Sur des murs du Bar Séduire sont reproduites quelques lignes d’un texte (You and me) que signe Jean-Luc Vilmouth dans le petit livret à la disposition du visiteur (voir ci-dessous) :

« Les animaux et les plantes jouent avec les apparences et les attitudes, qui sont très similaires aux rituels de séduction humaine.
Il existe une séduction entre tous les éléments : la lune et les marées, le vent et les arbres, les abeilles et les fleurs, le soleil et les feuilles ou la peau ».

La notice de l’œuvre qui appartient aux collections du MacVal en fait cette description très pertinente :

« Dans ce lieu intimiste, chaque table est individuelle : un seul tabouret est placé face à un écran. Les rencontres ne peuvent donc se faire que par le truchement de l’écran posé sur la table. Le face à face est installé, la rencontre peut commencer. Les personnes se succèdent sur l’écran, autant d’acteurs qui disent avec une grâce merveilleuse l’impudeur à se dévoiler devant d’invisibles inconnus et qui révèlent, des années avant l’explosion des lieux de rencontres fabriquées (type speed dating) et des rencontres par Internet, la difficulté du rapport à l’autre.

(…) Chacun est libre de quitter son écran pour aller zapper sur une nouvelle « offre ». Les êtres deviennent des choses, et la séduction, qui traverse les rapports humains, est ici démontée, écartelée et renvoie à la société de consommation qui fausse les valeurs. Le visiteur a un rôle à jouer, se déplaçant d’écran en écran, figurant une étrange parade. Il devient acteur de son propre rôle. » 

À l’extérieur du Bar Séduire, un vaste espace présente une sélection d’œuvres qui illustrent parfaitement la diversité et la cohérence de la pratique de Jean-Luc Vilmouth.

L’accrochage et la mise en espace sont construit autour d’une reconstitution à échelle 1 de l’atelier de l’artiste à son dernier domicile. Pour Marie Brines, il s’agissait plus d’un espace de réflexion et de recherche que de production. Avec la volonté d’éviter tout fétichisme, cette reconstitution veut « évoquer, par ce noyau central, le cœur de sa réflexion. C’est pour cela que l’atelier est placé au milieu de l’exposition sans mur, comme un foyer autour duquel rayonnent les œuvres ».

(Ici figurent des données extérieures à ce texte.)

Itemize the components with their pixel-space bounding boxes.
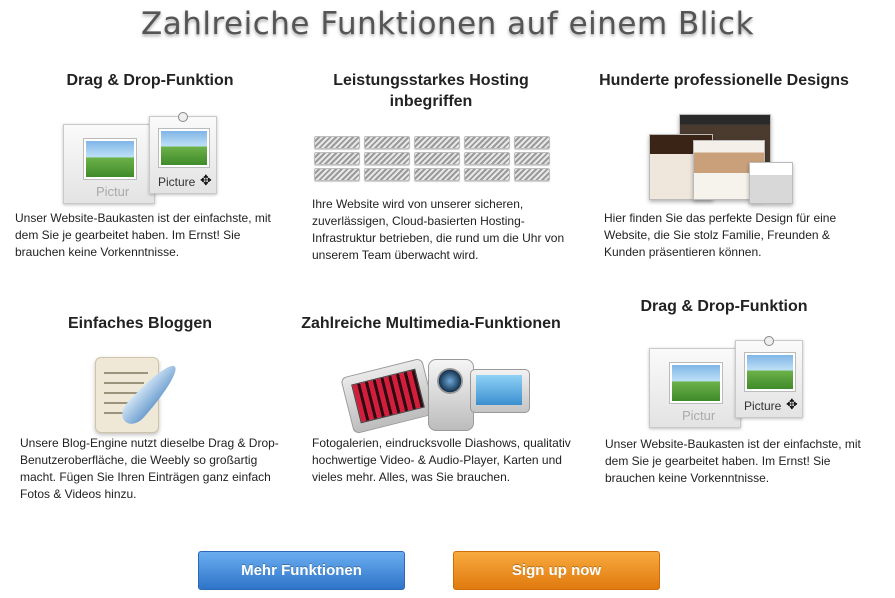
picture-frames-icon: Pictur Picture ✥	[649, 336, 809, 428]
feature-drag-drop-2: Drag & Drop-Funktion Pictur Picture ✥ Un…	[589, 296, 861, 496]
frame-caption: Pictur	[96, 184, 130, 199]
feature-title: Zahlreiche Multimedia-Funktionen	[301, 315, 561, 332]
feature-title: Leistungsstarkes Hosting inbegriffen	[333, 72, 529, 110]
quill-paper-icon	[89, 353, 199, 435]
feature-text: Ihre Website wird von unserer sicheren, …	[312, 197, 565, 262]
server-rack-icon	[314, 136, 550, 194]
more-features-button[interactable]: Mehr Funktionen	[198, 551, 405, 590]
feature-title: Hunderte professionelle Designs	[599, 72, 849, 89]
move-icon: ✥	[786, 396, 798, 412]
design-collage-icon	[649, 114, 799, 204]
page-title: Zahlreiche Funktionen auf einem Blick	[140, 6, 755, 42]
feature-title: Einfaches Bloggen	[67, 315, 213, 332]
picture-frames-icon: Pictur Picture ✥	[63, 112, 223, 204]
frame-caption: Picture	[158, 175, 196, 189]
feature-designs: Hunderte professionelle Designs Hier fin…	[589, 70, 859, 270]
move-icon: ✥	[200, 172, 212, 188]
feature-text: Unser Website-Baukasten ist der einfachs…	[15, 211, 271, 259]
feature-drag-drop: Drag & Drop-Funktion Pictur Picture ✥ Un…	[15, 70, 285, 270]
feature-title: Drag & Drop-Funktion	[66, 72, 234, 89]
feature-text: Unsere Blog-Engine nutzt dieselbe Drag &…	[20, 436, 279, 501]
feature-text: Fotogalerien, eindrucksvolle Diashows, q…	[312, 436, 571, 484]
feature-text: Unser Website-Baukasten ist der einfachs…	[605, 437, 861, 485]
feature-title: Drag & Drop-Funktion	[640, 298, 808, 315]
multimedia-devices-icon	[340, 355, 536, 437]
frame-caption: Picture	[744, 399, 782, 413]
feature-blogging: Einfaches Bloggen Unsere Blog-Engine nut…	[5, 313, 279, 513]
feature-hosting: Leistungsstarkes Hosting inbegriffen Ihr…	[296, 70, 566, 270]
feature-text: Hier finden Sie das perfekte Design für …	[604, 211, 837, 259]
sign-up-button[interactable]: Sign up now	[453, 551, 660, 590]
frame-caption: Pictur	[682, 408, 716, 423]
feature-multimedia: Zahlreiche Multimedia-Funktionen Fotogal…	[296, 313, 571, 513]
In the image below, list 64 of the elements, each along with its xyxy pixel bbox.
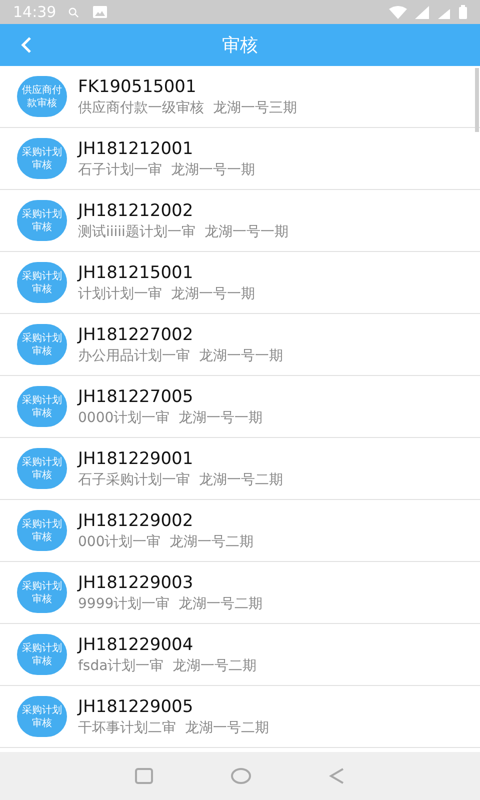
item-code: JH181215001 [78,262,194,284]
avatar-text: 采购计划 [22,270,62,282]
page-title: 审核 [222,34,258,58]
item-description: 9999计划一审 龙湖一号二期 [78,594,263,614]
back-icon[interactable] [329,768,345,784]
item-code: JH181229002 [78,510,194,532]
avatar-text: 采购计划 [22,642,62,654]
avatar-text: 审核 [32,592,52,606]
avatar-text: 采购计划 [22,580,62,592]
signal-icon [415,6,429,18]
item-description: 石子计划一审 龙湖一号一期 [78,160,255,180]
avatar-text: 采购计划 [22,704,62,716]
avatar-text: 审核 [32,468,52,482]
avatar-text: 审核 [32,530,52,544]
list-item[interactable]: 采购计划 审核 JH181212002 测试iiiii题计划一审 龙湖一号一期 [0,190,480,252]
avatar-text: 审核 [32,282,52,296]
item-code: JH181212002 [78,200,194,222]
item-description: 干坏事计划二审 龙湖一号二期 [78,718,269,738]
item-code: JH181212001 [78,138,194,160]
item-code: JH181227005 [78,386,194,408]
home-icon[interactable] [231,768,251,784]
battery-icon [459,5,467,19]
avatar-text: 审核 [32,654,52,668]
item-code: JH181229004 [78,634,194,656]
avatar-text: 审核 [32,406,52,420]
scrollbar [475,68,479,132]
recents-icon[interactable] [135,768,153,784]
list-item[interactable]: 采购计划 审核 JH181227005 0000计划一审 龙湖一号一期 [0,376,480,438]
avatar-text: 采购计划 [22,518,62,530]
item-code: FK190515001 [78,76,198,98]
list-item[interactable]: 采购计划 审核 JH181227002 办公用品计划一审 龙湖一号一期 [0,314,480,376]
list-item[interactable]: 采购计划 审核 JH181229001 石子采购计划一审 龙湖一号二期 [0,438,480,500]
list-item[interactable]: 采购计划 审核 JH181229002 000计划一审 龙湖一号二期 [0,500,480,562]
avatar-text: 审核 [32,158,52,172]
avatar-text: 审核 [32,220,52,234]
item-description: 0000计划一审 龙湖一号一期 [78,408,263,428]
avatar-text: 采购计划 [22,394,62,406]
list-item[interactable]: 采购计划 审核 JH181229003 9999计划一审 龙湖一号二期 [0,562,480,624]
list-item[interactable]: 采购计划 审核 JH181212001 石子计划一审 龙湖一号一期 [0,128,480,190]
item-description: 测试iiiii题计划一审 龙湖一号一期 [78,222,288,242]
avatar-text: 采购计划 [22,208,62,220]
image-icon [93,6,108,18]
item-code: JH181229003 [78,572,194,594]
list-item[interactable]: 采购计划 审核 JH181229005 干坏事计划二审 龙湖一号二期 [0,686,480,748]
search-icon [68,6,80,18]
item-description: 000计划一审 龙湖一号二期 [78,532,254,552]
list-item[interactable]: 采购计划 审核 JH181215001 计划计划一审 龙湖一号一期 [0,252,480,314]
avatar-text: 款审核 [27,96,57,110]
wifi-icon [389,6,407,18]
avatar-text: 供应商付 [22,84,62,96]
avatar-text: 采购计划 [22,456,62,468]
item-code: JH181227002 [78,324,194,346]
avatar-text: 采购计划 [22,332,62,344]
list-item[interactable]: 采购计划 审核 JH181229004 fsda计划一审 龙湖一号二期 [0,624,480,686]
item-description: 办公用品计划一审 龙湖一号一期 [78,346,283,366]
item-description: 计划计划一审 龙湖一号一期 [78,284,255,304]
item-code: JH181229005 [78,696,194,718]
avatar-text: 审核 [32,344,52,358]
item-code: JH181229001 [78,448,194,470]
item-description: fsda计划一审 龙湖一号二期 [78,656,257,676]
avatar-text: 采购计划 [22,146,62,158]
avatar-text: 审核 [32,716,52,730]
item-description: 石子采购计划一审 龙湖一号二期 [78,470,283,490]
item-description: 供应商付款一级审核 龙湖一号三期 [78,98,297,118]
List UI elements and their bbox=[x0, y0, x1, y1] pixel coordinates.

On y découvre quelques dessins réalisés en 2011 et 2015 et sur la table de travail des facs similés des pages de ses agendas et carnets de notes (entre 1986 et 2005), ainsi que des ouvrages qui ont compté pour lui.

Sur la droite, après une seconde sculpture lumineuse aux tonalités jaunes (Discover l / La Première maison, 1982/1984), l’accrochage s’intéresse à une collaboration au début des années 1990 entre l’artiste, Siam un éléphant du Zoo de Vincennes et la Manufacture Nationale de Sèvres (Empreinte de Siam, 1991)…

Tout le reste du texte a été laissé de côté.